The General Data Protection Regulation (GDPR) is enforceable as of May 25, 2018. One of the lesser known requirements of GDPR is that it requires TLS (Transport Layer Security) encryption protocol on any network device that communicates with another system. As a Managed Print provider, we get asked about GDPR quite a bit as it relates to network printers.
While this is not a new protocol, we've discovered that many organizations haven’t accounted for networked multifunction printers (MFPs). There are lots of models in the field still on Secure Socket Layer (SSL) or early versions of TLS, which are seriously vulnerable.
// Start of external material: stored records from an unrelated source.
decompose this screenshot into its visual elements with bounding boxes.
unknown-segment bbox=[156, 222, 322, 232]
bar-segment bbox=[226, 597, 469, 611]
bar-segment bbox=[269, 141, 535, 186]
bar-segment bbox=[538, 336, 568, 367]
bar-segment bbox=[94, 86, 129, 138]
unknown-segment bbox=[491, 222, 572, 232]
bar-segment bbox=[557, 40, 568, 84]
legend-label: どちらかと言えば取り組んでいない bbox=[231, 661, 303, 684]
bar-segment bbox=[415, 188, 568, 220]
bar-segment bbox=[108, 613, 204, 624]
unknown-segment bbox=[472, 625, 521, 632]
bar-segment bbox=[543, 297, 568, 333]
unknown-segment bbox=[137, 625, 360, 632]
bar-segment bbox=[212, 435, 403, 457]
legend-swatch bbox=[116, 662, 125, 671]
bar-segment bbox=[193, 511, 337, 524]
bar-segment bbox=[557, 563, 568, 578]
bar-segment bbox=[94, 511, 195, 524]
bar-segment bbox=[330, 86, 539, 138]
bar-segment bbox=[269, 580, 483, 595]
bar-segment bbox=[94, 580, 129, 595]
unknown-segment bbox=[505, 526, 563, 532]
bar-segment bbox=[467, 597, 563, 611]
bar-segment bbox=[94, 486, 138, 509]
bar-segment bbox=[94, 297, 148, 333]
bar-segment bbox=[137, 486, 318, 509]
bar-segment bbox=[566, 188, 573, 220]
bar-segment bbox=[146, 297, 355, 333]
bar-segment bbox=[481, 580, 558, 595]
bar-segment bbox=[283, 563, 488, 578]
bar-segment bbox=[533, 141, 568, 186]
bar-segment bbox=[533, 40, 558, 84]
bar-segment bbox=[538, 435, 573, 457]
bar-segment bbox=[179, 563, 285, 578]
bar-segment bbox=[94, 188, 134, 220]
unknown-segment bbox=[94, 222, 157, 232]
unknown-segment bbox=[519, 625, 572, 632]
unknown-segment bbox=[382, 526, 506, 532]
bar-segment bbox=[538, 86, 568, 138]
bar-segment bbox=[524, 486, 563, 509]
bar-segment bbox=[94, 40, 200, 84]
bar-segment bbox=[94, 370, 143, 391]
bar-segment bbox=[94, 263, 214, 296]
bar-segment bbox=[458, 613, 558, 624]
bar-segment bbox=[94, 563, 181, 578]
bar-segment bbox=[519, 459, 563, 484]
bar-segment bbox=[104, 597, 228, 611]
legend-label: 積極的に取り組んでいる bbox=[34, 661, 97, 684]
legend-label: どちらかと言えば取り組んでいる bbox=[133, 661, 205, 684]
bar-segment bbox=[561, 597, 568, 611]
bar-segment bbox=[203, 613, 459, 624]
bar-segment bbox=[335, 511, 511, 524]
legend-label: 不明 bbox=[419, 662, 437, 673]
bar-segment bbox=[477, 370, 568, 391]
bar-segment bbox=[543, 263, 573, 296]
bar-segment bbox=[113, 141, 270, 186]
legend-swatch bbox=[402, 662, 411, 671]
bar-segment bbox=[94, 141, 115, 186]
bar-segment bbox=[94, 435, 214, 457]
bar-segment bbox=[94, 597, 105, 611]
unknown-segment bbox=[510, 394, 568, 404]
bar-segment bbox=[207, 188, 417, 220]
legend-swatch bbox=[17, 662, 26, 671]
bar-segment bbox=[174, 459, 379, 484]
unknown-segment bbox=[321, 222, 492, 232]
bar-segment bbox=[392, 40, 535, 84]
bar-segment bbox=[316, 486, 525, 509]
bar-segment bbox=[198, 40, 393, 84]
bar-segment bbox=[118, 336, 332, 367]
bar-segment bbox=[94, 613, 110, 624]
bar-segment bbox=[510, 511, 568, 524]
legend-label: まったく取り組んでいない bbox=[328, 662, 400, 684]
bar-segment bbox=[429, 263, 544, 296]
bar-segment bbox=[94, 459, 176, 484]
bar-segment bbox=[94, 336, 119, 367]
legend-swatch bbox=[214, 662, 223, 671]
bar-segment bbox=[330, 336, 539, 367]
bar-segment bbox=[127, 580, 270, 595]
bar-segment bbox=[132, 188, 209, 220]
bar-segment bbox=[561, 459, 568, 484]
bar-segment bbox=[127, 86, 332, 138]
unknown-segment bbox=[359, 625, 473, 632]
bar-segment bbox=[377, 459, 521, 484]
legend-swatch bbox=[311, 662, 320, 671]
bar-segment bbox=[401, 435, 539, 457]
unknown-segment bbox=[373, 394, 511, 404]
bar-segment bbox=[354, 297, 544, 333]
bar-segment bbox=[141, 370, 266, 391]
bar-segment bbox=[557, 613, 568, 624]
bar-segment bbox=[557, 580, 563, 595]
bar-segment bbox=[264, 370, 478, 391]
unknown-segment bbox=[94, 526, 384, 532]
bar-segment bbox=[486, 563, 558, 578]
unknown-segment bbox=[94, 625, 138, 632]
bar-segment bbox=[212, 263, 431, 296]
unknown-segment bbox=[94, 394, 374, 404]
If your company is subject to PCI compliance, you likely already know that TLS 1.1 is required (TLS 1.2 is preferred) effective June 30, 2018.
Even if you’ve already taken steps to upgrade your print/scan devices to TLS 1.1, there’s a “gotcha” that could cause workflow disruption for end users and a burden on your IT or your budget if you’re using scan to email with Office365: After October 31, 2018, Microsoft will not support anything less than TLS 1.2 for O365.
This means if you’re using anything less than TLS 1.2 for scan to email with O365, your scan workflows may fail and cause a significant impact on business processes throughout your company.
What Are Your Options?
In some cases, the fix may be as easy as a firmware update. However, manufacturers may not offer a firmware update depending on the age MFP model. In that case, you’ll be faced with some decisions:
- You can decommission the device and require users to utilize another MFP if there’s a newer, compliant model in the area
- As a side note: We generally recommend MFP placements within a range of 25-30 paces or 50 square feet when site planning and right-sizing an organization’s print environment. There are, of course, times when exceptions to this rule apply
- If you don’t have a newer model in the area with TLS 1.2 functionality, then you may need to find room in your budget to purchase or lease a new MFP
How to Get Ahead of the Curve – GDPR and Beyond
Companies are getting pressured from every direction; they’re being forced to reduce costs and simultaneously do more with less, keep up with the evolution of compliance and IT complexity, and empower productivity. Data is exploding rapidly and how companies utilize technology to protect, access, and connect structured and unstructured data to ease those pressures will be a catalyst for gaining a competitive advantage in the marketplace.
An organization’s print environment isn’t always the first thing that comes to mind when developing a strategic plan for data management. Yet every document in an organization is tied to a business process related to making money or meeting financial obligations – think sales, marketing, HR, A/P, A/R, Legal/Contracts, R&D, etc. – and there’s business-critical data embedded in all of it. A Gartner study found that only 10% of organizations have a grasp of their print landscape or how much they spend. The 2017 Verizon Data Breach Investigation Report stated that 25% of data breaches occur internally and that while attackers are using new tactics, the overall strategies are the same.
88% of breaches fall into the same 9 patterns identified in 2014, one of which is theft and loss.
Infographs from Verizon’s 2017 Data Breach Investigation Report (p.2, p.5)
“Managed Print,” an often-overused buzzword with various meanings depending on your perspective, should take on more than just a break/fix and supply model for your organization. It should be a proactive roadmap that:
- Drives efficiency for end users and IT so they can focus on business-revenue-supporting activities
- Secures, audits, and reports data that flows through the company
- Outlines a continuous process of assessment to develop standards and solutions that create a secure, efficient environment reducing profit leaks and mitigating risk
A strategic managed print roadmap will help you leverage technology and data to keep ahead of the rapidly changing universe of compliance and technology solutions.
Developing a roadmap goes beyond identifying the cheapest models and lowest service click rates. Start with a business process and technology assessment that evaluates business goals and initiatives, processes related to business-critical document management – i.e,. all-things related to print/scan/document workflows: who, what, when, where, and why documents are created/stored/printed. Then, review the role of IT and InfoSec for design, implementation, compliance, and support. Utilizing the results from the assessment to pinpoint gaps and bottlenecks in the flow and access of data, the next step is to develop a roadmap documenting a phased approach to implement solutions and services that fit your organization’s goal to optimize business process, productivity, security, and cost management.
The End Game... That Never Ends
Periodic reviews of your roadmap to rinse-and-repeat your assessment of business goals, processes, and industry trends will ensure that you’re ahead of the curve as demands of compliance and technological capabilities evolve. Focusing on business process in your managed print program instead of products will align your technology with your business goals and initiatives. The results will transform your print technology from a cost center to a strategic asset that leads to a greater ROI on your investment and a more agile, secure organization.